There may not be a single definition of what pumpkin spice is – and the same can be said of pumpkin itself. There’s no accurate botanical designation for it; it’s merely a common name for an array of winter squashes. But, in their most recognized form, pumpkins are round, orange, smooth-textured, and magically delicious. As much as summer squashes, such as zucchini, crookneck, and pattypan, lend color and flavor to our grilling season favorites, winter squashes including butternut, acorn, and kabocha, all make for hearty cool-weather delights guaranteed to satisfy. Here’s where you can find seven smashing pumpkin dishes — plus one cocktail — that will soon have you pining for the arrival of the Great Pumpkin.
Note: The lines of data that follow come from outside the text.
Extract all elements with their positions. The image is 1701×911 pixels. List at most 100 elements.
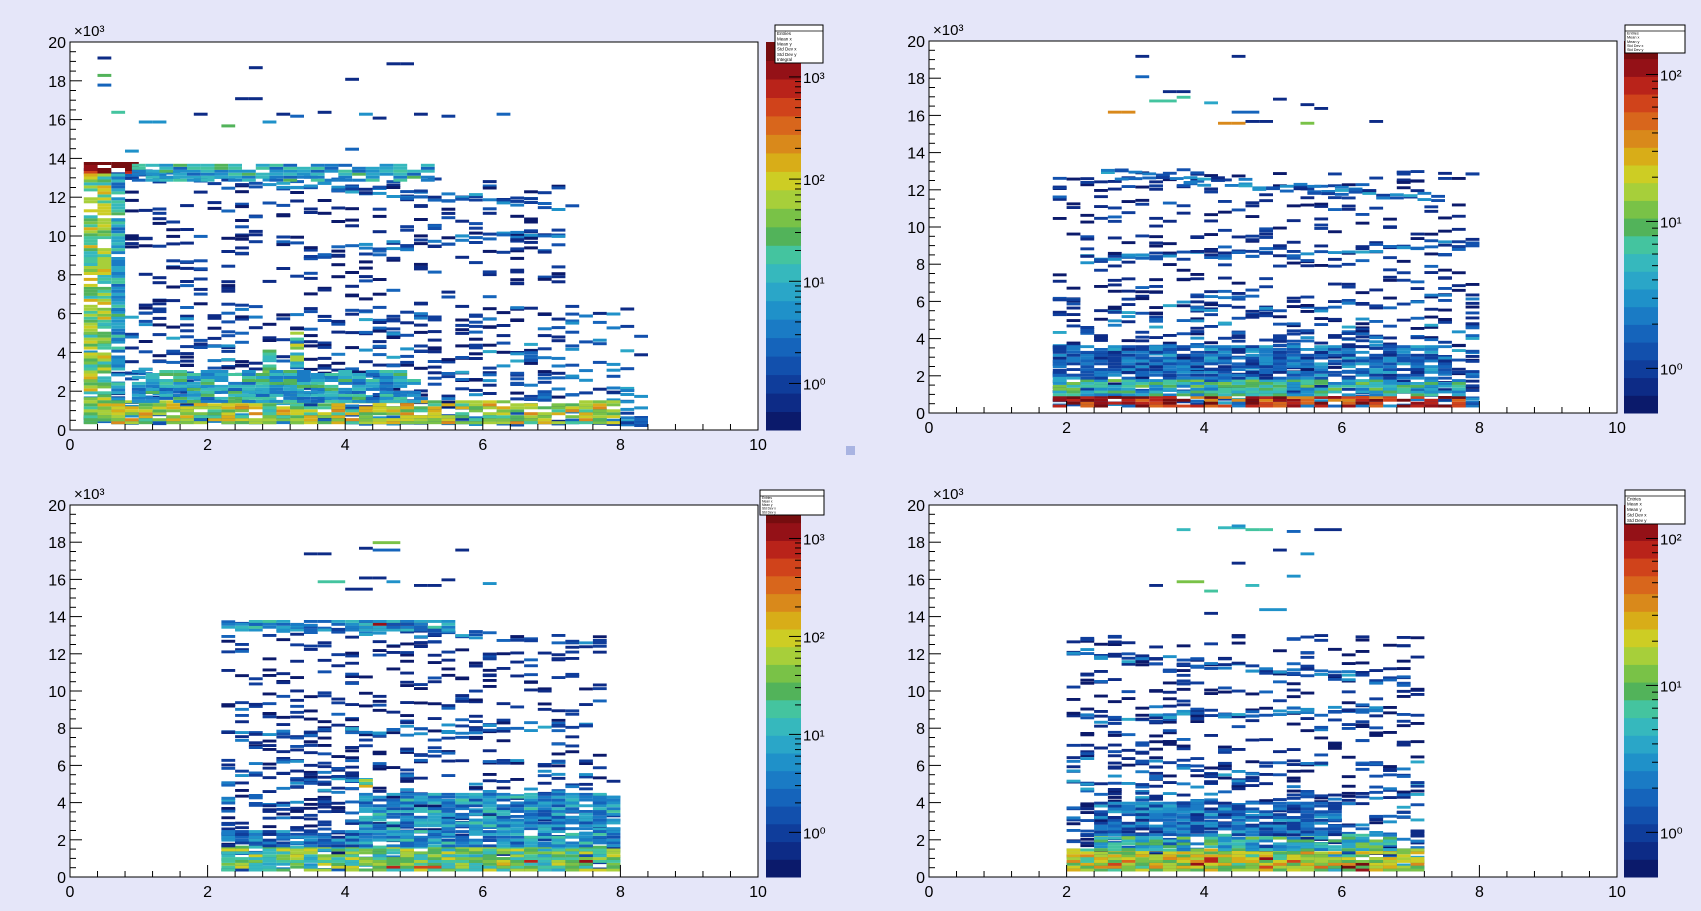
- heatmap-cell: [317, 795, 332, 799]
- heatmap-cell: [1424, 307, 1439, 311]
- heatmap-cell: [427, 653, 442, 657]
- heatmap-cell: [1383, 296, 1397, 300]
- hot-cell: [1204, 373, 1218, 377]
- heatmap-cell: [248, 361, 263, 365]
- heatmap-cell: [400, 719, 414, 723]
- heatmap-cell: [317, 788, 332, 792]
- hot-cell: [262, 857, 277, 860]
- heatmap-cell: [303, 344, 318, 348]
- hot-cell: [1135, 368, 1150, 371]
- heatmap-cell: [537, 689, 552, 693]
- hot-cell: [1341, 365, 1356, 369]
- hot-cell: [427, 400, 442, 404]
- heatmap-cell: [1465, 359, 1480, 363]
- hot-cell: [1383, 370, 1397, 374]
- band-cell: [1424, 245, 1439, 249]
- heatmap-cell: [537, 781, 552, 785]
- heatmap-cell: [427, 338, 442, 342]
- heatmap-cell: [1273, 264, 1287, 268]
- heatmap-cell: [248, 773, 263, 777]
- hot-cell: [159, 379, 174, 382]
- heatmap-cell: [345, 731, 359, 735]
- heatmap-cell: [1355, 221, 1370, 225]
- heatmap-cell: [248, 744, 263, 748]
- hot-cell: [242, 370, 256, 373]
- hot-cell: [496, 400, 511, 404]
- heatmap-cell: [455, 833, 470, 837]
- heatmap-cell: [248, 229, 263, 233]
- heatmap-cell: [138, 244, 153, 248]
- hot-cell: [138, 415, 153, 419]
- hot-cell: [1355, 373, 1370, 377]
- heatmap-cell: [138, 340, 153, 343]
- hot-cell: [1121, 379, 1136, 382]
- heatmap-cell: [469, 700, 483, 704]
- heatmap-cell: [1410, 232, 1425, 236]
- heatmap-cell: [235, 364, 249, 368]
- hot-cell: [1135, 348, 1150, 351]
- band-cell: [565, 204, 580, 208]
- hot-cell: [290, 346, 304, 350]
- hot-cell: [379, 376, 394, 379]
- hot-cell: [386, 418, 401, 422]
- hot-cell: [111, 382, 126, 386]
- heatmap-cell: [551, 265, 566, 269]
- hot-cell: [365, 370, 380, 373]
- hot-cell: [1218, 404, 1232, 408]
- hot-cell: [145, 169, 160, 173]
- heatmap-cell: [359, 275, 373, 279]
- heatmap-cell: [303, 781, 318, 785]
- hot-cell: [324, 393, 339, 397]
- heatmap-cell: [303, 644, 318, 648]
- y-tick-label: 16: [907, 108, 925, 125]
- hot-cell: [221, 403, 236, 407]
- hot-cell: [372, 622, 387, 626]
- hot-cell: [1259, 345, 1273, 349]
- band-cell: [469, 236, 483, 240]
- heatmap-cell: [469, 226, 483, 230]
- hot-cell: [352, 384, 366, 388]
- heatmap-cell: [1300, 336, 1315, 340]
- hot-cell: [331, 412, 346, 416]
- heatmap-cell: [290, 689, 304, 693]
- hot-cell: [1052, 376, 1067, 380]
- hot-cell: [441, 403, 456, 407]
- outlier-cell: [152, 120, 167, 124]
- hot-cell: [290, 862, 304, 866]
- heatmap-cell: [303, 802, 318, 806]
- hot-cell: [125, 406, 139, 410]
- heatmap-cell: [1231, 305, 1246, 309]
- hot-cell: [1396, 359, 1411, 363]
- palette-step: [766, 374, 801, 394]
- hot-cell: [83, 224, 98, 228]
- heatmap-cell: [1204, 341, 1218, 345]
- hot-cell: [393, 373, 408, 376]
- heatmap-cell: [482, 273, 497, 277]
- hot-cell: [111, 292, 126, 296]
- heatmap-cell: [1369, 340, 1384, 344]
- stats-box-label: Mean x: [1627, 36, 1640, 40]
- heatmap-cell: [303, 340, 318, 344]
- hot-cell: [111, 346, 126, 350]
- hot-cell: [1080, 382, 1095, 385]
- hot-cell: [248, 406, 263, 410]
- hot-cell: [1355, 387, 1370, 391]
- hot-cell: [283, 393, 298, 397]
- band-cell: [303, 625, 318, 629]
- heatmap-cell: [496, 364, 511, 368]
- band-cell: [1238, 184, 1253, 188]
- heatmap-cell: [317, 775, 332, 779]
- hot-cell: [1451, 387, 1466, 391]
- hot-cell: [235, 857, 249, 860]
- heatmap-cell: [235, 674, 249, 678]
- heatmap-cell: [317, 364, 332, 368]
- heatmap-cell: [235, 821, 249, 825]
- hot-cell: [1176, 365, 1191, 369]
- heatmap-cell: [1259, 306, 1273, 310]
- hot-cell: [111, 322, 126, 326]
- hot-cell: [145, 163, 160, 167]
- hot-cell: [159, 175, 174, 179]
- hot-cell: [393, 166, 408, 170]
- heatmap-cell: [592, 311, 607, 315]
Pumpkin Borani at Oasis Grille, Pleasanton, California
Borani is a Persian dish, much like a dip, made with aromatic spices and creamy yogurt. This divine Borani, in which pumpkin is cooked with olive oil, peppers, and garlic, then topped with a garlic-yogurt sauce, is begging for you to tear up some nan and dip in! Seinfeld fans already understand that you should only double dip at your own risk.

Best Pumpkin Dishes

Pumpkin Mascarpone Ravioli at Harvest Seasonal Grill, Glen Mills, Pennsylvania
It wouldn’t really be fall without the annual arrival of pumpkin ravioli on restaurant menus. This Pumpkin Mascarpone Ravioli is a rich interpretation of the dish — with all the trimmings. From the butternut squash purée, sage brown butter, and cranberries to the baby spinach, toasted pumpkin seeds, and gingerbread dust, you can practically sniff the seasoning off the photograph. (No need to scratch!)

Best Pumpkin Dishes

Butternut Squash and Cider Salad at Red Hat on the River, Irvington, New York
If there is a salad that was meant to complement an autumn trip up the Hudson River for the viewing of the turning leaves, this Butternut Squash and Cider Salad is it. Sweet maple-glazed squash takes center stage, while awards for supporting roles go to arugula, dried cherries, green apple, pumpkin seeds, naturally cured smoked bacon, goat cheese, and an apple cider vinaigrette. Pro tip: Go apple picking first so you can wash it back with a glass of dry Reisling (or two).

Best Pumpkin Dishes

Squash and Pumpkin Lasagna at Winds Café, Yellow Springs, Ohio
For our money, few foods are as comforting as lasagna. And that includes vegetarian lasagnas. The Squash and Pumpkin Lasagna won’t have you missing meat at all. A variety of locally grown squashes are roasted, scooped, and mashed, layered with fresh pasta sheets and a blend of cheeses, and then baked until bubbly. Finished with roasted shallot cream and housemade sage oil, this version may turn you off tomato-based lasagna (at least for the season!).